In my code, this ‘RunInCircles’ script manages the registering/deregistering and around. It works together with a ‘RunInCirclesState’ script that manages the events and keeps track of the state (IsFull). The storage of the gnome data is in a ‘HidingspotSet’ script that both makes it so we can start with a set of gnomes in it or can serialize the state when we want to make a save game (I save only the gnome being on this circle, not things like where it is on the circle, no need for so much detail)
But from a gameplay mechanics point of view: this circle still needs a bit of tuning. It is part of an overflow system so the gnomes always have something to run to, but currently it is using it too much. And it is too long in this circle. And maybe it was more fun if the run around with their hands in the air like ‘whaaa, I dont know what to do’.
I also changed the ‘normal’ hidingspot to function more like the obfuscation spots and the circles scripts. So these hidingspots now too can be ‘full’ and thus keep state and use events.
I use the same patterns on all my interactions the gnomes can move to and hide in. But I try not to add too much coupling between different mechanics so my scripts are often specialized without base classes or libraries for re-use of code.
This makes that my gnome has an AI script that needs to behave differently and call different scripts when going to different places. For that I use a simple state machine that switches out logic depending on where its heading to. To keep things simple and tidy, and not too many ‘if this then that’ that could clutter up code and make things unreadable.
One note on the (non existing) vase animations: in general all animating needs rework. I am saving it for later when there is more to do, going to hire someone to do it in one big sweep.
New gnome behavior
I already hinted at reworking the gnome AI behavior with the hidingspot upgrades.
Previously I had 1 gnome model for each behavior. One did hide in hidingspots, one other did hide behind obstacles. And I was planning for more different gnomes, with each a unique model to make the player recognize them.
And I had 2 types of hidingspots where gnome could hide in. One of it you could open always, but the other one required the right timing on when a certain animation played.
From a code perspective this meant setting up behavior and animating in a generic way. For both the gnome and its corresponding hidingplace types it would use. That worked well.
However, from a gameplay perspective it wasn’t as interesting as I imagined it to be. During playtesting, it became clear to me that the hidingplace mechanics are more interesting than the gnomes themselves: Gnomes popping up everywhere and hiding everywhere is much more interesting (instead of using 1 type of hidingspot).
There is still variation, but its now only the hidingspots that can differ from interaction types.
Added benefit of this consolidation of behavior of gnomes into 1 gnome is that it the AI can be more intelligent. It now tries to find a place to hide in, subscribes it selves to that place. And if on the way something happens to it (got full, locked, player just touched it, or is in plain sight now), it immediately knows this and tries to find a new place.
This makes for emergent gameplay because now if you want to catch a gnome and it tries to enter a hidingspot, you can just put it in plain sight or click it and the gnome has to adjust course. This gives your helicopter more time to move in and catch the gnome.
GIT Branching strategy
That brings me to my latest point: with all these code updates I got annoyed with the amount of builds my pipeline was creating.
I currently have my Azure DevOps (with GIT repo) setup so that the main branch triggers releases. And I push to main branch only. And I manually added each commit to the accompanied issue, to track my changes.

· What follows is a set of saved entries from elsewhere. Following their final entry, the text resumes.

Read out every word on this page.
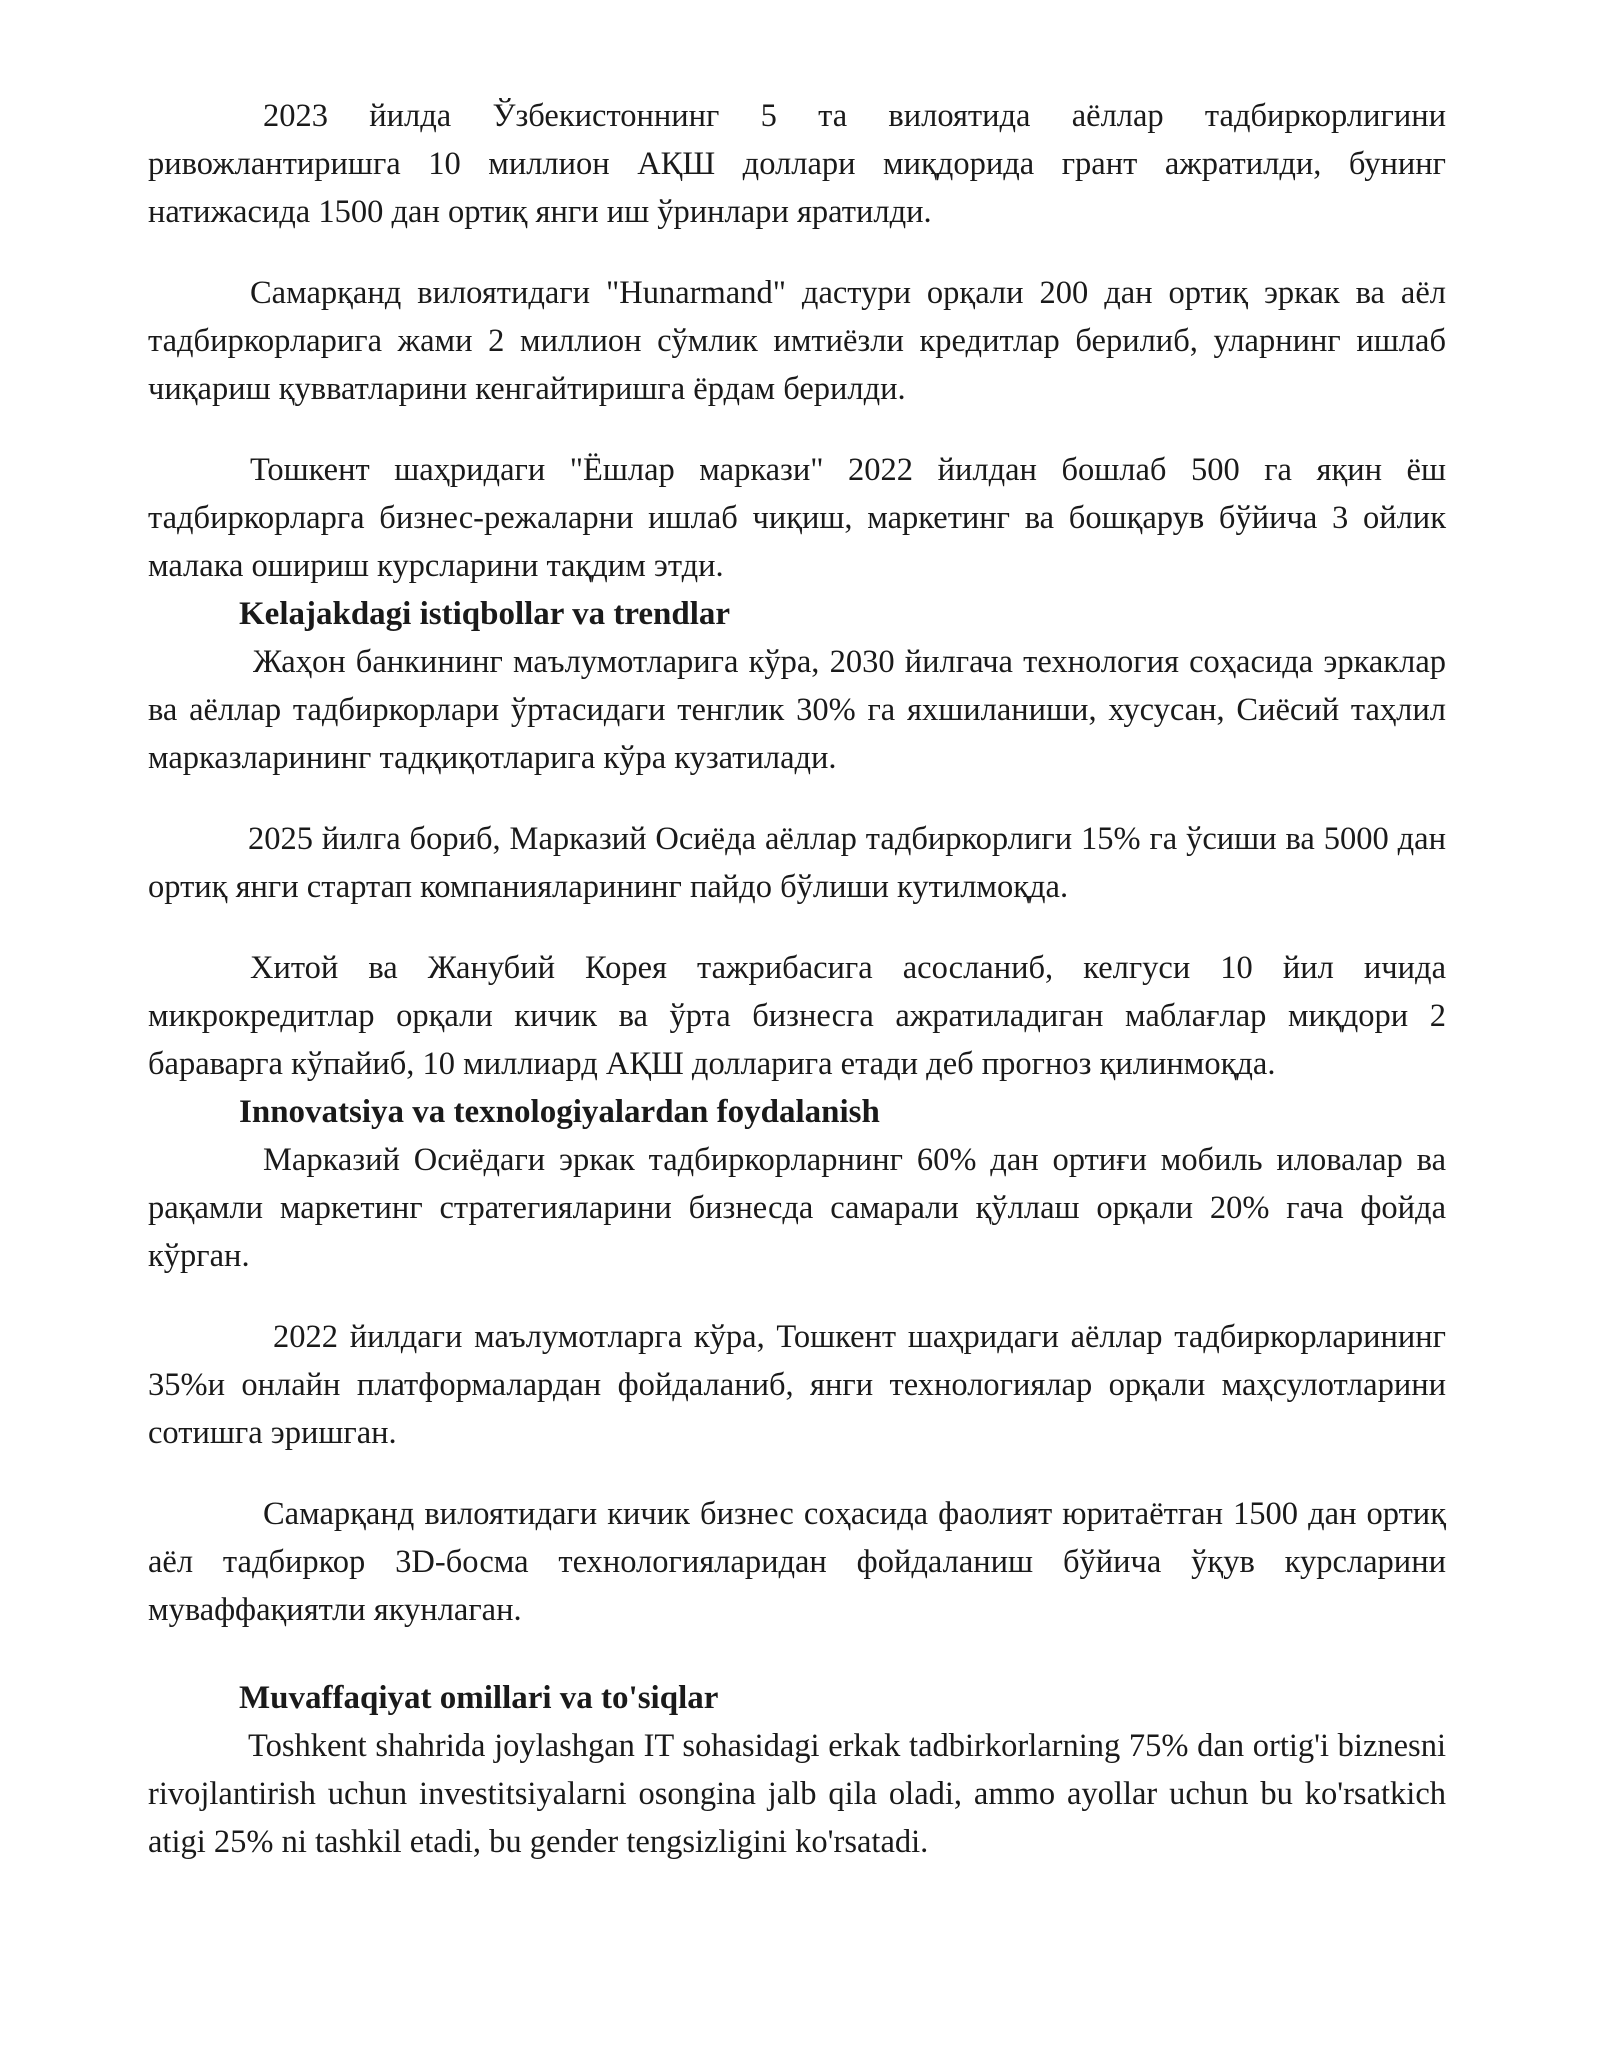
2023 йилда Ўзбекистоннинг 5 та вилоятида аёллар тадбиркорлигини ривожлантиришга 10 миллион АҚШ доллари миқдорида грант ажратилди, бунинг натижасида 1500 дан ортиқ янги иш ўринлари яратилди.

Самарқанд вилоятидаги "Hunarmand" дастури орқали 200 дан ортиқ эркак ва аёл тадбиркорларига жами 2 миллион сўмлик имтиёзли кредитлар берилиб, уларнинг ишлаб чиқариш қувватларини кенгайтиришга ёрдам берилди.

Тошкент шаҳридаги "Ёшлар маркази" 2022 йилдан бошлаб 500 га яқин ёш тадбиркорларга бизнес-режаларни ишлаб чиқиш, маркетинг ва бошқарув бўйича 3 ойлик малака ошириш курсларини тақдим этди.

Kelajakdagi istiqbollar va trendlar

Жаҳон банкининг маълумотларига кўра, 2030 йилгача технология соҳасида эркаклар ва аёллар тадбиркорлари ўртасидаги тенглик 30% га яхшиланиши, хусусан, Сиёсий таҳлил марказларининг тадқиқотларига кўра кузатилади.

2025 йилга бориб, Марказий Осиёда аёллар тадбиркорлиги 15% га ўсиши ва 5000 дан ортиқ янги стартап компанияларининг пайдо бўлиши кутилмоқда.

Хитой ва Жанубий Корея тажрибасига асосланиб, келгуси 10 йил ичида микрокредитлар орқали кичик ва ўрта бизнесга ажратиладиган маблағлар миқдори 2 бараварга кўпайиб, 10 миллиард АҚШ долларига етади деб прогноз қилинмоқда.

Innovatsiya va texnologiyalardan foydalanish

Марказий Осиёдаги эркак тадбиркорларнинг 60% дан ортиғи мобиль иловалар ва рақамли маркетинг стратегияларини бизнесда самарали қўллаш орқали 20% гача фойда кўрган.

2022 йилдаги маълумотларга кўра, Тошкент шаҳридаги аёллар тадбиркорларининг 35%и онлайн платформалардан фойдаланиб, янги технологиялар орқали маҳсулотларини сотишга эришган.

Самарқанд вилоятидаги кичик бизнес соҳасида фаолият юритаётган 1500 дан ортиқ аёл тадбиркор 3D-босма технологияларидан фойдаланиш бўйича ўқув курсларини муваффақиятли якунлаган.

Muvaffaqiyat omillari va to'siqlar

Toshkent shahrida joylashgan IT sohasidagi erkak tadbirkorlarning 75% dan ortig'i biznesni rivojlantirish uchun investitsiyalarni osongina jalb qila oladi, ammo ayollar uchun bu ko'rsatkich atigi 25% ni tashkil etadi, bu gender tengsizligini ko'rsatadi.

While this is a very lean approach to software development and certainly CI/CD, its a bit too much of it. I just had too many updates cluttering my main branch and triggering releases that weren’t that interesting. And there were just too many commits to properly bound to an issue.
So I added manditory pullrequests. With a separate cheap and fast pullrequest build pipe. And the pullrequest requires an Azure DevOps issue to be assigned to it. And it will automatically squash merge all branch commits into 1 commit, further reducing the clutter.
I use the Azure DevOps issue flow now where you can start a branch from an issue. Makes it all much more convenient.